Wise U.S. would make nation-building a priority

October 18, 2001|By Derek Chollet

WASHINGTON -- If there can be a silver lining to the tragedy of Sept. 11 and the war on terrorism, it is that such events force leaders to rethink priorities and seize new opportunities.

For President Bush and his foreign policy team, one hopes that this crisis will stanch their knee-jerk aversion to "nation-building" -- the concept of using U.S. resources to promote democracy, build institutions and infrastructure and provide humanitarian aid in order to enhance stability by giving societies a chance to succeed.

During last year's presidential campaign, Mr. Bush constantly referred to nation-building as a failure of the Clinton administration's foreign policy and as a misuse of the U.S. military. Mr. Bush pledged to curtail U.S. commitments in Bosnia and Kosovo. Nation-building, he pledged, would be a thing of the past.

But if there ever was an example of why nation-building has never been more relevant, the current crisis in Afghanistan is it.

The Sept. 11 attacks showed that the threat to the United States is not just from "rogue" states like North Korea, Iraq and Libya but "failed" states like Afghanistan, Somalia and Yemen. With an absence of authority that allows groups like al-Qaida to hide, train and operate, these places are the global equivalent of vacant lots in bad neighborhoods.

For more than two decades, Afghanistan has been one of the most neglected countries on the planet. Its current humanitarian needs are profound. Relief organizations predict that up to 8 million Afghans are threatened by disease and starvation. As the conflict continues, this will only worsen.

President Bush deserves credit for offering $320 million in relief supplies and ensuring that the military campaign includes daily airdrops of food and medicine. But he must show that he understands the larger challenge. While he has acknowledged the need for a long-term commitment to Afghanistan, possibly with the United Nations in charge, he still contends that "we're not into nation-building." Absent such a policy, such relief efforts will be little more than Band-Aids.

The resources must therefore be more meaningful. The U.S. Agency for International Development reports that the military airdrops will meet less than 1 percent of the need. To put this in perspective, the Marshall Plan spent nearly $100 billion in today's dollars to rebuild Europe after World War II, and Washington poured out more than $2 billion to finance the Afghan struggle against the Soviets in the 1980s. To spend even a fraction of this is well worth the effort.

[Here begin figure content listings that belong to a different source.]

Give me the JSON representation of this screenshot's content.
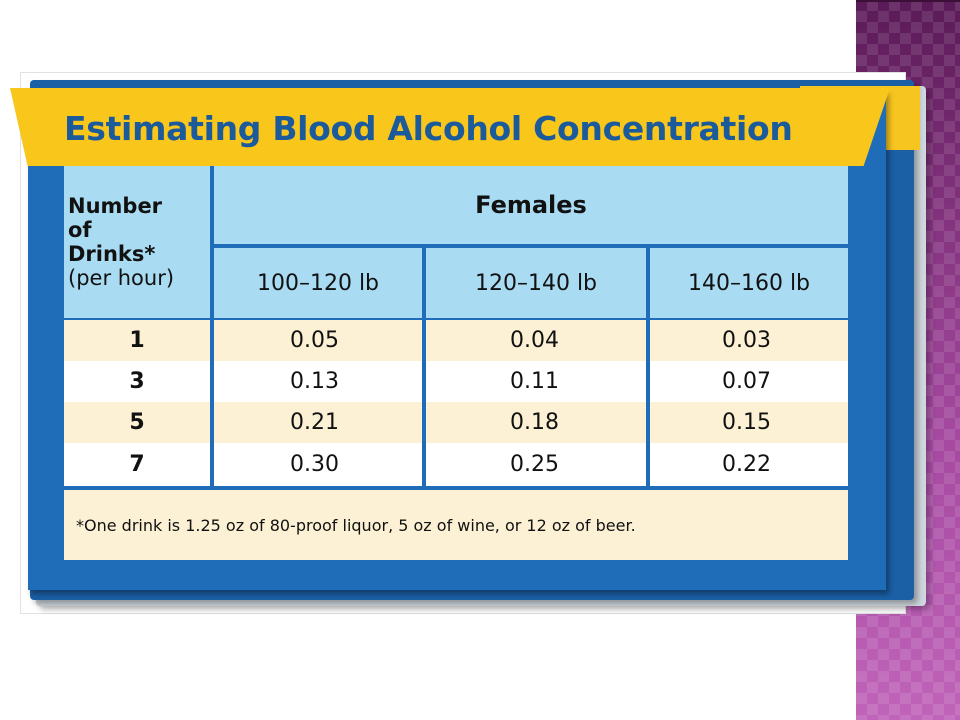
{
  "slide": {
    "title": "Estimating Blood Alcohol Concentration",
    "colors": {
      "banner": "#f9c71c",
      "title": "#1b5a9b",
      "card_border": "#1f6cb8",
      "header_fill": "#a9dcf3",
      "row_shade": "#fcf1d4",
      "side_strip": "#9c3d95"
    }
  },
  "table": {
    "row_header": {
      "line1": "Number",
      "line2": "of",
      "line3": "Drinks*",
      "line4": "(per hour)"
    },
    "group_header": "Females",
    "columns": [
      "100–120 lb",
      "120–140 lb",
      "140–160 lb"
    ],
    "rows": [
      {
        "drinks": "1",
        "values": [
          "0.05",
          "0.04",
          "0.03"
        ]
      },
      {
        "drinks": "3",
        "values": [
          "0.13",
          "0.11",
          "0.07"
        ]
      },
      {
        "drinks": "5",
        "values": [
          "0.21",
          "0.18",
          "0.15"
        ]
      },
      {
        "drinks": "7",
        "values": [
          "0.30",
          "0.25",
          "0.22"
        ]
      }
    ],
    "footnote": "*One drink is 1.25 oz of 80-proof liquor, 5 oz of wine, or 12 oz of beer."
  }
}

Sen. Joseph Biden, a Delaware Democrat and chairman of the Foreign Relations Committee, has proposed to triple Mr. Bush's package and provide $1 billion as a "down payment" on a "multinational, multiyear, multibillion-dollar" program to rebuild Afghanistan. The administration should support it.

While Afghanistan is the immediate priority, Mr. Bush should recognize that nation-building will remain critical to fulfilling his other foreign policy goals.

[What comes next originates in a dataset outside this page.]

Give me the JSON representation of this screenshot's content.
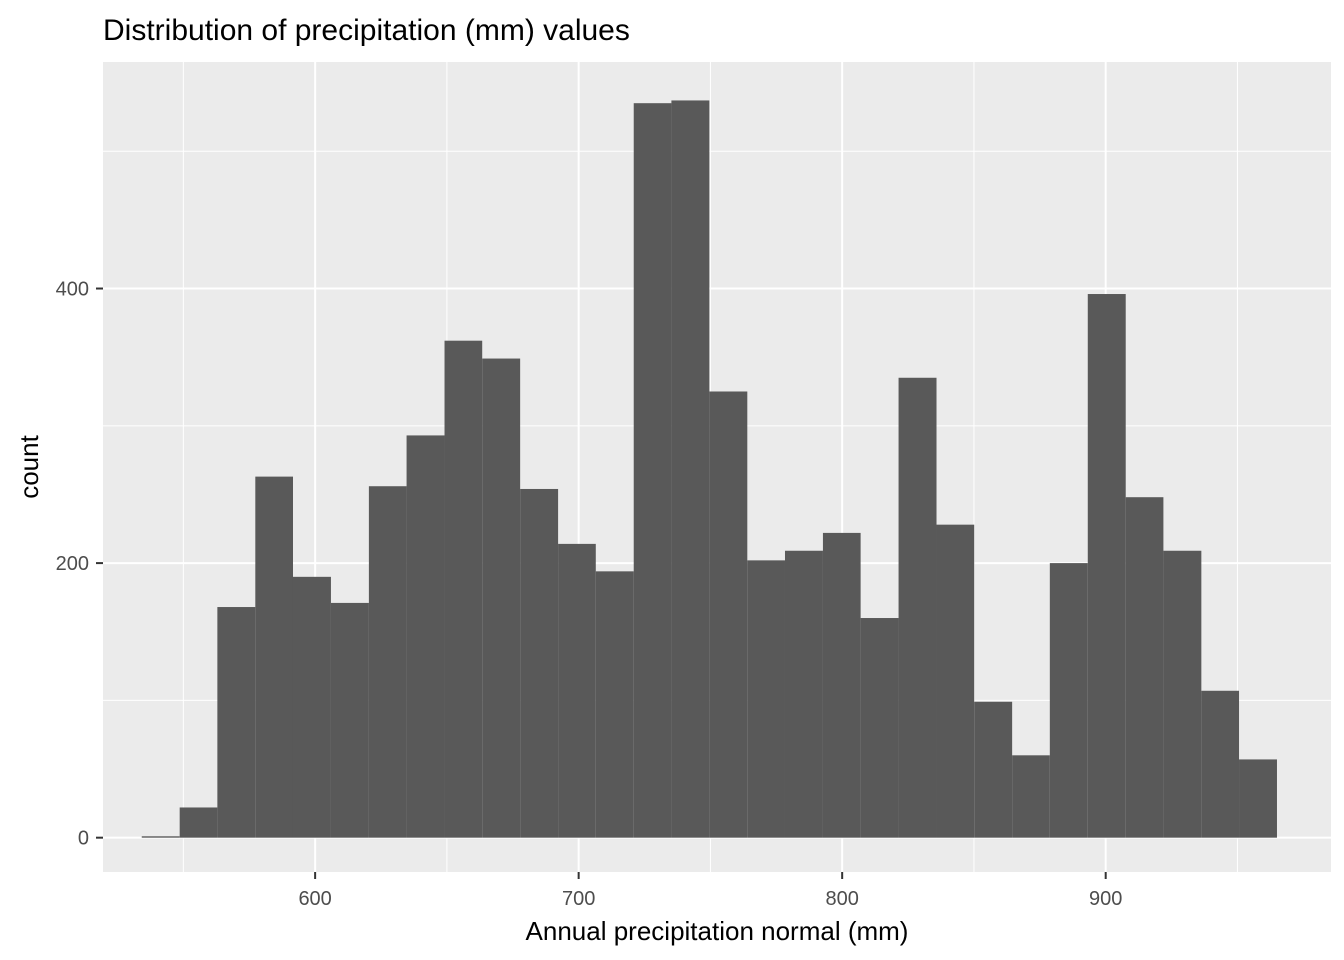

For example, if the administration decides to support Palestinian independence, it will have to make nation-building there a priority. Or to take a more controversial case, if some of Mr. Bush's advisers have their way and the United States expands its war on terrorism and overthrows Iraq's Saddam Hussein, Washington will have tied itself to rebuilding Iraq -- what might be called the mother of all nation-building efforts.

The administration also must not allow the current crisis to undermine its other commitments. Although Mr. Bush quickly backed off his threat to withdraw U.S. troops from the Balkans, it is clear that his administration still does not accept the principle of such missions. Pentagon officials recently have spoken of "using" the war on terrorism to draw down from Bosnia and Kosovo.

The United States should not rob Peter to pay Paul. The Bosnia and Kosovo missions are modest (comprising less than 1 percent of all U.S. troops overseas), and they are an important symbol of America's leadership in Europe. Even in war, their political and diplomatic value far surpasses their military cost. And despite great progress, the job in the Balkans is not done.

All of this points to one basic point: Nation-building, while still perhaps a politically radioactive term in Washington, is both a legitimate and fundamental part of U.S. foreign and military policy. If the United States doesn't put serious resources behind such efforts now, then it's only planting the seeds for future crises.

Derek Chollet is a visiting scholar at George Washington University's Institute for European, Russian and Eurasian Studies and served in the State Department during the Clinton administration.